Der Blick ins Raumfahrtarchiv zeigt in der Tat, wie eng das Kopf-an-Kopf-Rennen zwischen den Sowjets und den Amerikanern während und nach den Apollo-Missionen um die Vorherrschaft im Orbit und um die erste bemannte Mondlandung gewesen war. Als der Eiserne Vorhang zugezogen wurde, kämpften die Hauptakteure hinter den Kulissen um jeden Zentimeter auf der großen Bühne der Weltpolitik und um jede Requisite, ob diese nun auf der Erde oder im All war.

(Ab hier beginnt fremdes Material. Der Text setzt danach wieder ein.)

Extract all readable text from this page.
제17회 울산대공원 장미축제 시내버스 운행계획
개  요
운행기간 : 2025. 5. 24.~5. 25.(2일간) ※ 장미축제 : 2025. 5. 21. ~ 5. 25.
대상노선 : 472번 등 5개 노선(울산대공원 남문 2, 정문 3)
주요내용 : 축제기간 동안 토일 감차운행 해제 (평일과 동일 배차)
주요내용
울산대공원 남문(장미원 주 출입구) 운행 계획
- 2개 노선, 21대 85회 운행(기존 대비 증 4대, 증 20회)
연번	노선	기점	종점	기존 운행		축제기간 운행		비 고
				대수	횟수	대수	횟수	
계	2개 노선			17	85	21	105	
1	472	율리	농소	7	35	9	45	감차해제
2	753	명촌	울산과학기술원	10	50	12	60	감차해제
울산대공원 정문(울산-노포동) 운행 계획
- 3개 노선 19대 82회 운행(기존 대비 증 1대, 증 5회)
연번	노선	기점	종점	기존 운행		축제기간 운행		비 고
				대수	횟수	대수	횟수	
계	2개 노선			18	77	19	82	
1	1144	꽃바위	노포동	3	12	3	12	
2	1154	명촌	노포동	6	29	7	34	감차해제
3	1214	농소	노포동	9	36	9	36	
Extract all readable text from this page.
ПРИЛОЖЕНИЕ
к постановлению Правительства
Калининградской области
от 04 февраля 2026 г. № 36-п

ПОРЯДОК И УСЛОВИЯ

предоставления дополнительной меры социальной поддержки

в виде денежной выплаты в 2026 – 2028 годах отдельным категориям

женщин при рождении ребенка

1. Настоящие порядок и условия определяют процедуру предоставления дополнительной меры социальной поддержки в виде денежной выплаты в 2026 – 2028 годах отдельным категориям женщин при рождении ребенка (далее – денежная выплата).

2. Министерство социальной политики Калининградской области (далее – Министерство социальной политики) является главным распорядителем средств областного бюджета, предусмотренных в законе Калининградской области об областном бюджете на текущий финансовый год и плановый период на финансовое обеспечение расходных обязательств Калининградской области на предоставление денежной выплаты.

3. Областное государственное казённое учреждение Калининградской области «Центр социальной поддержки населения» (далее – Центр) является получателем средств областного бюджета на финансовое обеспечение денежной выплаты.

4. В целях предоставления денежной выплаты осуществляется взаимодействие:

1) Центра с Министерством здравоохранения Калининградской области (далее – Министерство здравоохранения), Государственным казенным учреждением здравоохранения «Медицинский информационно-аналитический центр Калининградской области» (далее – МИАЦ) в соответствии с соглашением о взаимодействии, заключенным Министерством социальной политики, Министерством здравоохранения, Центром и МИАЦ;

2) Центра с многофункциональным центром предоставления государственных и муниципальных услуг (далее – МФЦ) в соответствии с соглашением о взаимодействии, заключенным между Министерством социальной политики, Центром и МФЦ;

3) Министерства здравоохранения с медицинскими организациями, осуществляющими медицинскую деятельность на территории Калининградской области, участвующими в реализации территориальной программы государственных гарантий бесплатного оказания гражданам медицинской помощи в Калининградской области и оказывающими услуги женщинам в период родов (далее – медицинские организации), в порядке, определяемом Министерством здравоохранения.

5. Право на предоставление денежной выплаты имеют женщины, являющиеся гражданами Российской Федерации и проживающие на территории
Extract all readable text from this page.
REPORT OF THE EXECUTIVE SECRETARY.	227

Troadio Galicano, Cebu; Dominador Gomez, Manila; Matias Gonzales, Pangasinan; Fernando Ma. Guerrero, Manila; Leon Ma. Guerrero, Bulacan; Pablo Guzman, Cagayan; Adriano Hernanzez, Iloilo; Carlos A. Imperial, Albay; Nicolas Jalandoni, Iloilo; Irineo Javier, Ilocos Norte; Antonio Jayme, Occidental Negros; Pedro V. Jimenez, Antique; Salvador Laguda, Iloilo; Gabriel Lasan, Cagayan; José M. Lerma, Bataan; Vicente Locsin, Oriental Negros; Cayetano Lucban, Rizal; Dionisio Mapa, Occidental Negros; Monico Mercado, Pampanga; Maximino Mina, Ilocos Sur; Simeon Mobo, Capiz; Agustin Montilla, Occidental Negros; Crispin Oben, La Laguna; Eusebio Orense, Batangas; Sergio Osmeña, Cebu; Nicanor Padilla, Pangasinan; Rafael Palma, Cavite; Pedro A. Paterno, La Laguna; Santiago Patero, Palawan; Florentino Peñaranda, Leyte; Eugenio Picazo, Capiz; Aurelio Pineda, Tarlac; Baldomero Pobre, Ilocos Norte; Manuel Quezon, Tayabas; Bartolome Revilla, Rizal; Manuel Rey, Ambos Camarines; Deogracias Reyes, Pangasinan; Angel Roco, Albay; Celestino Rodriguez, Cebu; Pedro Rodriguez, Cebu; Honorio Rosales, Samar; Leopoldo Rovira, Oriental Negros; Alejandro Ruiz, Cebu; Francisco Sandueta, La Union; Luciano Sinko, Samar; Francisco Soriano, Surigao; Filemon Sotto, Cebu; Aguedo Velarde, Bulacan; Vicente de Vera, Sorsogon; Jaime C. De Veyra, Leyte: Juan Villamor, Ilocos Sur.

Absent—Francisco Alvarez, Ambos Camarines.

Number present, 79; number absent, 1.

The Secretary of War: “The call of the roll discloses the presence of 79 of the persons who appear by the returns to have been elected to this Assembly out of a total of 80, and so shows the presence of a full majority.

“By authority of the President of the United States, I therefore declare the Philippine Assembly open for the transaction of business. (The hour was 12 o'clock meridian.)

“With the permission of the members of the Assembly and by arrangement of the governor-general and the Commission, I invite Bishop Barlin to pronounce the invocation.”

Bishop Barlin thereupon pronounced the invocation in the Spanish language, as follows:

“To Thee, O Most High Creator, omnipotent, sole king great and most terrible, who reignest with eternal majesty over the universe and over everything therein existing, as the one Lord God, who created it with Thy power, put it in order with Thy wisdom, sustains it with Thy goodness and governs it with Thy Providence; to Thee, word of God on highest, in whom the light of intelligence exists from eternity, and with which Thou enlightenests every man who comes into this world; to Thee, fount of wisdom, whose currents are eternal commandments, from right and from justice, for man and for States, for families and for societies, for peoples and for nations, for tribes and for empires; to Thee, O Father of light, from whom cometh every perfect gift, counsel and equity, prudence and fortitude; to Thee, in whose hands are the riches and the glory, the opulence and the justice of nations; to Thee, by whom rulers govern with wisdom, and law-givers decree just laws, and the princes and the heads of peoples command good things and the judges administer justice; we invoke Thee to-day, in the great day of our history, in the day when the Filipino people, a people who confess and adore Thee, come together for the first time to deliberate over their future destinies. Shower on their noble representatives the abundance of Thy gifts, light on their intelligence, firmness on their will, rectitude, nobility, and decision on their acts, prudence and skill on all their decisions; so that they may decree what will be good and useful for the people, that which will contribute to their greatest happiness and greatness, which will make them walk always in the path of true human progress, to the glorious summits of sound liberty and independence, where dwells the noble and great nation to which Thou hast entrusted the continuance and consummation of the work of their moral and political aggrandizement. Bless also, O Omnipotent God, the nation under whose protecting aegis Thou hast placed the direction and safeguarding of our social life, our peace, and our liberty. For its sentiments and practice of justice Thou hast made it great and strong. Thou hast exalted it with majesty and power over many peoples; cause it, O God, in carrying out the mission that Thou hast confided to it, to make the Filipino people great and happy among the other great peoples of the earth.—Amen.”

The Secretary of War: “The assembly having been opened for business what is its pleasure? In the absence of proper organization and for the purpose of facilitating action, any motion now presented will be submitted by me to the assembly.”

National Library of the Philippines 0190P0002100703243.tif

Während Gagarin Weltgeschichte schrieb, steuerte der Kalte Krieg seiner heißesten Phase entgegen: Die Berlin-Krise war gerade einmal zweieinhalb Jahre alt. Knapp ein Jahr vor dem Wostok-1-Flug belastete der Abschuss des amerikanischen Spionageflugzeugs U-2 über dem Ural durch eine sowjetische Boden-Luft-Rakete die ohnehin schlechten bilateralen Beziehungen weiter. Fünf Tage nach dem Weltraumflug des Kosmonauten scheiterte die von der CIA angezettelte Schweinebucht-Invasion in Kuba. Und die Kuba-Krise, die ohne Zweifel den Höhepunkt des Kalten Krieges symbolisiert und dank Robert Kennedy und Anatoli Fjodorowitsch Dobrynin nicht in einem Dritten Weltkrieg mündete, war nur 18 Monate fern.
In dieser spannungsgeladenen Epoche hatte fürwahr keine Seite auch nur den geringsten Anlass, der anderen auf Kosten einer welthistorischen Lüge einen wie auch immer gearteten Kredit und technischen Vorsprung zu gewähren. Es ging um viel Prestige, um die nationale Ehre und um die Demonstration von Macht. Die USA hätten genauso wenig einen Gagarin-Hoax toleriert wie die Sowjetunion den von den Verschwörungstheoretikern vielbeschworenen Moon-Fake.
Vor dem Hintergrund, dass die UdSSR selbst einen bemannten Mondflug geplant hatte und gerne einen Kosmonauten auf dem Mond gesehen hätte, darf getrost davon ausgegangen werden, dass Moskau das gesamte Apollo-Programm mit Argusaugen studiert hat. Auf Seiten der Sowjetunion war der Neidfaktor so groß, dass der Erfolg der Apollo-11-Mission mit allen Mitteln heruntergespielt wurde.
"Im Kreml wurde bereits in Vorfeld des Fluges darüber diskutiert, wie man mit einem Erfolg der Amerikaner umgehen sollte. Ein Apollo 11-Erfolg sollte medial nur als knappe Meldung auf den hinteren Seiten der Presse erscheinen", erinnert sich Harro Zimmer.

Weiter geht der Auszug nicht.